Ideally, a CPP failure position would be zero blade pitch (no thrust). However, all systems are at risk if, for example, a solenoid valve sticks in either the ahead or astern position during critical operations.

The ship’s master and officers should always be aware of the failure position of the CPP system in use on board, and notices to this effect should be clearly displayed.

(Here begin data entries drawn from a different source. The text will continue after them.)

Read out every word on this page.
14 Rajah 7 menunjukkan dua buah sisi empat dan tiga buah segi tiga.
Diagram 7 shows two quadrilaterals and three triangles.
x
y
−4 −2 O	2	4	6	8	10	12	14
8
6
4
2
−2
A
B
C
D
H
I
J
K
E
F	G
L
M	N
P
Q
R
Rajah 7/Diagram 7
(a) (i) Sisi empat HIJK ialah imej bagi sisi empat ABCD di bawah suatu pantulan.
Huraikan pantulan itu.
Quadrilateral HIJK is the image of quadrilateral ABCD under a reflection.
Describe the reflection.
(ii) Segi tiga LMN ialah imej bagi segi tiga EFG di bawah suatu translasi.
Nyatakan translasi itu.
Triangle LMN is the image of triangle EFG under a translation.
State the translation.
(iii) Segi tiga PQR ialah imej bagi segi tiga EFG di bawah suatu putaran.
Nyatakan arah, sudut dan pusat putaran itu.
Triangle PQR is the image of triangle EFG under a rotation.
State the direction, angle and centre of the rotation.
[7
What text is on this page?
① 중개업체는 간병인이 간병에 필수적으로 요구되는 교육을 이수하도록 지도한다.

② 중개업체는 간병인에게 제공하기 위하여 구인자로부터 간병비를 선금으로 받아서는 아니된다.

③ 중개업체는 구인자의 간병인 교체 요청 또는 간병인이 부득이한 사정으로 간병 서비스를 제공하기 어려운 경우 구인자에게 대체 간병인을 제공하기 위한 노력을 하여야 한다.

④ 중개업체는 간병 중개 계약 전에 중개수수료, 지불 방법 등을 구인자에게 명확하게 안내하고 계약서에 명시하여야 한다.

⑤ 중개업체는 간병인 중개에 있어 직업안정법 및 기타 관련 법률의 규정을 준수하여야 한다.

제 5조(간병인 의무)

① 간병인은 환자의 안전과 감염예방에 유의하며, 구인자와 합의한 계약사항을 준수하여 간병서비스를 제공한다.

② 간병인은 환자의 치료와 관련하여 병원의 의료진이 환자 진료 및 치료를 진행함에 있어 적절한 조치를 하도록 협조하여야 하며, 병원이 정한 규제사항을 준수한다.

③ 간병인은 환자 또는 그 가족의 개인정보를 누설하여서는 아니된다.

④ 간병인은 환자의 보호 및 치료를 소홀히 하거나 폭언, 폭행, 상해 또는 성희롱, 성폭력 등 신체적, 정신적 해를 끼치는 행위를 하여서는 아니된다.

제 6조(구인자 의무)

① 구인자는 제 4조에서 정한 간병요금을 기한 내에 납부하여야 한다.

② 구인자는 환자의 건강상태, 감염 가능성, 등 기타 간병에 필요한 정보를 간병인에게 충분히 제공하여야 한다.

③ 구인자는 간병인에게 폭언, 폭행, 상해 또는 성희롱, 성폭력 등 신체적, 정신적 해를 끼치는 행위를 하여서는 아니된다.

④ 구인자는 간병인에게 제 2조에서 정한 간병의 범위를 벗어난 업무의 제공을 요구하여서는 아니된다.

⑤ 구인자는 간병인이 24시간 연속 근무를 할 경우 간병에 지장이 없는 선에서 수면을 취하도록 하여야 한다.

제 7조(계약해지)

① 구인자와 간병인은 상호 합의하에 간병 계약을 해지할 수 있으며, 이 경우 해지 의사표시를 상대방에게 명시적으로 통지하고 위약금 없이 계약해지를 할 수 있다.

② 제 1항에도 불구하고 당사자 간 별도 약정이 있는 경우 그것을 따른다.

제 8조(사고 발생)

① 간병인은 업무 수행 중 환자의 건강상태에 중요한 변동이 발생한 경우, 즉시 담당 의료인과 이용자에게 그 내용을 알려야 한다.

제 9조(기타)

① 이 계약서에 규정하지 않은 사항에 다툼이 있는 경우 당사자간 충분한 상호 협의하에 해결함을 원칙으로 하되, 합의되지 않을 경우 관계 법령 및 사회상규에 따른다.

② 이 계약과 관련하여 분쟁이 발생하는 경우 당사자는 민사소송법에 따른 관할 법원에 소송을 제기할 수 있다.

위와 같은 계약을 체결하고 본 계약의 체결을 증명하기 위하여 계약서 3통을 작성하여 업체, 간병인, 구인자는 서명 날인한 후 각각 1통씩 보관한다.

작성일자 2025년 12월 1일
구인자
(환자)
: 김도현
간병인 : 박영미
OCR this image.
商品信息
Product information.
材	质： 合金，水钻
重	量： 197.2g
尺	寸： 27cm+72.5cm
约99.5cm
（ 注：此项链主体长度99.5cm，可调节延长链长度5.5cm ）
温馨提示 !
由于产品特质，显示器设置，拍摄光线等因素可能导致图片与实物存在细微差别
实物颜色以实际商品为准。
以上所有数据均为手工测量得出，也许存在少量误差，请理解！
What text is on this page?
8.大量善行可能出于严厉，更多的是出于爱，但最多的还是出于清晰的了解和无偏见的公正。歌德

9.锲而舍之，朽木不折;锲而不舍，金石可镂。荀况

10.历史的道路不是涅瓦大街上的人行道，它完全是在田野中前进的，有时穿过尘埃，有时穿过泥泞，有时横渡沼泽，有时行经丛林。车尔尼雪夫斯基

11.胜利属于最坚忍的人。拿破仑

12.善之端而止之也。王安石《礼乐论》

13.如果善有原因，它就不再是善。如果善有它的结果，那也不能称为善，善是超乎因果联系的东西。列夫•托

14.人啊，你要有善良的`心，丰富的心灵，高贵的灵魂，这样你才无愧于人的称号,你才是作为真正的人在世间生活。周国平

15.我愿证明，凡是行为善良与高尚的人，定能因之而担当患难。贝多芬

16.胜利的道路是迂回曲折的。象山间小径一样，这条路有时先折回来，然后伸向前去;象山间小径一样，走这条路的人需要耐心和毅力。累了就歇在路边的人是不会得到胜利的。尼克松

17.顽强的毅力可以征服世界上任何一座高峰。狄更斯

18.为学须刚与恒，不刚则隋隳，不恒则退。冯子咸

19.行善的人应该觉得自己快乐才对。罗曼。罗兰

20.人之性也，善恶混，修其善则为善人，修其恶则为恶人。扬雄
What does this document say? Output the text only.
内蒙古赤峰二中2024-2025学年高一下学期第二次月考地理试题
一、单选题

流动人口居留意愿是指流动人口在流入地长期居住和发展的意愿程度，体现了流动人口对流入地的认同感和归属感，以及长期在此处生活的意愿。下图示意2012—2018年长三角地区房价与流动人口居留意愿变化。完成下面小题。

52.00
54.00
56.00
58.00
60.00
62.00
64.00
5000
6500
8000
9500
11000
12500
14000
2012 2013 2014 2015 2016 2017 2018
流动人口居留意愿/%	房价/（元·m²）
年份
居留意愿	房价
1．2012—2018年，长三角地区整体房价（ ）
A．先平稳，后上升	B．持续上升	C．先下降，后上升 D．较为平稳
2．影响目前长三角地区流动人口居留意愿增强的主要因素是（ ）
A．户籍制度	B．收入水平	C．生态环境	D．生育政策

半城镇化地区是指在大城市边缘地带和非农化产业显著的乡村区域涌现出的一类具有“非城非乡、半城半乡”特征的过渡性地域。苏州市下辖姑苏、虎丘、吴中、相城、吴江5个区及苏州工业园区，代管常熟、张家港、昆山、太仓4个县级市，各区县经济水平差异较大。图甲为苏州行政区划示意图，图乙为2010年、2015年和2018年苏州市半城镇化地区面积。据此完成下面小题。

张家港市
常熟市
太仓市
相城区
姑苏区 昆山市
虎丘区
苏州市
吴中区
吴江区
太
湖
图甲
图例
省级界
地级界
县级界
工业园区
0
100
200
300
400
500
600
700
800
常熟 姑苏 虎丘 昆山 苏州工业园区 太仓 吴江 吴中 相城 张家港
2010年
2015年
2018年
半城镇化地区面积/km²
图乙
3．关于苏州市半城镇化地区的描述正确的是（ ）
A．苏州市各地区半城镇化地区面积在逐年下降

Suggested routine checks of a CPP system:

  1. Operate the CPP from Remote control position for ahead, astern and stop position and check the pitch position indicator located near the stern shaft. Operate also from the Emergency control position which is located near the stern shaft for ahead, astern and stop position while checking the pitch position indicator.
  2. check all electrical connections are tight (solenoid valve plugs)
  3. ensure no air or hydraulic oil leakages are evident (loose control piping)
  4. ensure that there is no loss of pressure once the desired angle of pitch is achieved
  5. test emergency manoeuvring system prior to port entry/departure
  6. consider renewing system solenoid valves every Dry-Docking to ensure that they do not become worn and thus possibly stick during operation
  7. Keep system oil clean (filtration and oil analysis)
  8. ensure ship’s crew are well rehearsed in procedures in the event of a CPP failure during critical operations
  9. ensure that alarms are activated on the bridge console and engine room console when there are electrical/hydraulic CPP failures, alerting officers to the fact that there is a failure
  10. It is advisable to always start the main engine at zero pitch angle as their will be a zero propeller resistance during the start, leading to less load on the shaft bearings

Controllable Pitch Propellers (CPP) are a complex and expensive piece of machinery and thus the Engine team onboard must be well versed to ensure no breakdown takes place, by knowing the system inside-out.

Review the below two Marine Accident Reports, related to CPP failure:

Summary: HC Rubina for its passage in to Brisbane. While the ship was being manoeuvred off its berth, a flexible coupling for the shaft alternator that was providing power to the bow thruster, suddenly failed. The aft end of the engine room rapidly filled with smoke, forcing the engineer controlling the propeller pitch to leave the local station. Consequently, the ship’s propulsion was no longer being controlled and the ship made contact with the wharf, sustaining minor damage.Summary: The general cargo vessel Saffier made contact with the tug Svitzer Ferriby, which was berthed at quay 5 and was unmanned, when control of its controllable pitch propeller (CPP) system was lost while berthing in the port of Immingham. Saffier’s stern was breached above the waterline at the starboard quarter, and the tug suffered minor damage.